Psychoanalytische Sitzung – 31. Stunde
Therapeut: Sie wirken heute gereizt.
Stiefmutter: Ich habe ein Buch gelesen.
Therapeut: Das ist an sich kein beunruhigendes Ereignis.
Stiefmutter: Es war ein Märchenbuch.
Therapeut: Ich beginne zu verstehen.
Stiefmutter: Dreizehn Seiten. Dreizehn Seiten über mein Leben.
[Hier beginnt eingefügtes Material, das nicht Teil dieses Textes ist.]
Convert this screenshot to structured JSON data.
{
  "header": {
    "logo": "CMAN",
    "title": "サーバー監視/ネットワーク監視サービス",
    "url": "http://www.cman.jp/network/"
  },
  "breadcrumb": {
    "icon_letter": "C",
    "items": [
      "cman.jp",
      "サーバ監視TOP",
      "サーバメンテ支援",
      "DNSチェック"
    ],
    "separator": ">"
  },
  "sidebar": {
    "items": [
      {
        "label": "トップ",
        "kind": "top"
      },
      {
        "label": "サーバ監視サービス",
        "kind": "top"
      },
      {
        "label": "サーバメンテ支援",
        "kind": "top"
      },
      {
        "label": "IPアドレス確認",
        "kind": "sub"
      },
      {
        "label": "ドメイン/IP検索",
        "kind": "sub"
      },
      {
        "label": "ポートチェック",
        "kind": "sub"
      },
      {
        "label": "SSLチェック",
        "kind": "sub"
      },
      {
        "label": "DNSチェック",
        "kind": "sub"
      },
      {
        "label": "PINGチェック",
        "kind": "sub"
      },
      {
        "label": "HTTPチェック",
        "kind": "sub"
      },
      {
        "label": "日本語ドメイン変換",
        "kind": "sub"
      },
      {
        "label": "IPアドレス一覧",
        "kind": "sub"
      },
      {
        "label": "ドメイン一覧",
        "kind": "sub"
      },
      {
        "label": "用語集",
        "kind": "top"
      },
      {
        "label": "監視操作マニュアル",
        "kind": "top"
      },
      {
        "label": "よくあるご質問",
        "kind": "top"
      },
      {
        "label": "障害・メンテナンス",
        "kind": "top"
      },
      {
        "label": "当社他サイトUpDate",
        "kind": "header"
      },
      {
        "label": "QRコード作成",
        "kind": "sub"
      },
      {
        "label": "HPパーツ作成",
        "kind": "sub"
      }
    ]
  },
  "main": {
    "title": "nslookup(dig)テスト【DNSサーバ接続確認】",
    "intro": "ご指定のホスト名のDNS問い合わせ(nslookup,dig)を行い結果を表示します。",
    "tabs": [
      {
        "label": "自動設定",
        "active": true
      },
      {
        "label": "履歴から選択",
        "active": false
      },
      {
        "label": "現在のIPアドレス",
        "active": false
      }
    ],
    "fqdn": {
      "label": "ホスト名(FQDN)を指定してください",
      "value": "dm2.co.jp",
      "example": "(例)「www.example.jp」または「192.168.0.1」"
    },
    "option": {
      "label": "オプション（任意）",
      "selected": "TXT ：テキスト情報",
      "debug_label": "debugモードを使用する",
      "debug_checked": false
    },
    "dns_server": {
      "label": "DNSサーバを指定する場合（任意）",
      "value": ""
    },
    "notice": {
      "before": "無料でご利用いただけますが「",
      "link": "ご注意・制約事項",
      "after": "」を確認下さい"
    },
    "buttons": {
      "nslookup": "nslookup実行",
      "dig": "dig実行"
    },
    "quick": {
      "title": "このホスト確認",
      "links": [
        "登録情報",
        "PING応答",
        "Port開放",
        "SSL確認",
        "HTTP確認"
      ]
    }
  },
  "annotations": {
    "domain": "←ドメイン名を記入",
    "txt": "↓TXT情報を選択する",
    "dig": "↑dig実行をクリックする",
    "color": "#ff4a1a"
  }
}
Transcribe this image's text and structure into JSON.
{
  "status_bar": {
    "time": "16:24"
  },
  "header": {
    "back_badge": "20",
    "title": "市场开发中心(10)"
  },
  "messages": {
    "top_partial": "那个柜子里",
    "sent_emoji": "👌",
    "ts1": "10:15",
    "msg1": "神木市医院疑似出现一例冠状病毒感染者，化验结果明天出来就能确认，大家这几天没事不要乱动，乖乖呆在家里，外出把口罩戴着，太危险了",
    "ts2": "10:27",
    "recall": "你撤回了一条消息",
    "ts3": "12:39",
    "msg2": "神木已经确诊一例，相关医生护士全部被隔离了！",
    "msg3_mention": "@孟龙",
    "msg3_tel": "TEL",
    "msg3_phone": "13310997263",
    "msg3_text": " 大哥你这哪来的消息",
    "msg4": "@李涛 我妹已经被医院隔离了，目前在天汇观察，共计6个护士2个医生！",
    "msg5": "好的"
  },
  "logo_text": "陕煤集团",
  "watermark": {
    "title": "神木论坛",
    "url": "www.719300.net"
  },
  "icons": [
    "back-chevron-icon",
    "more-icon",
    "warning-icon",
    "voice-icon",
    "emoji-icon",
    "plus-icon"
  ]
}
Und ich komme darin vor wie eine Mischung aus Narzisstin, Mörderin und kosmetischem Notfall.
Therapeut: Sie fühlen sich missverstanden.
Stiefmutter: Ich fühle mich auf eine Funktion reduziert.
Therapeut: Welche Funktion?
Stiefmutter: Die böse Königin.
Therapeut: Und wer wären Sie stattdessen?
Stiefmutter: Das versuche ich seit Monaten herauszufinden.
Therapeut: Beginnen wir dort.
Stiefmutter: Als ich jung war, galt Schönheit als Währung.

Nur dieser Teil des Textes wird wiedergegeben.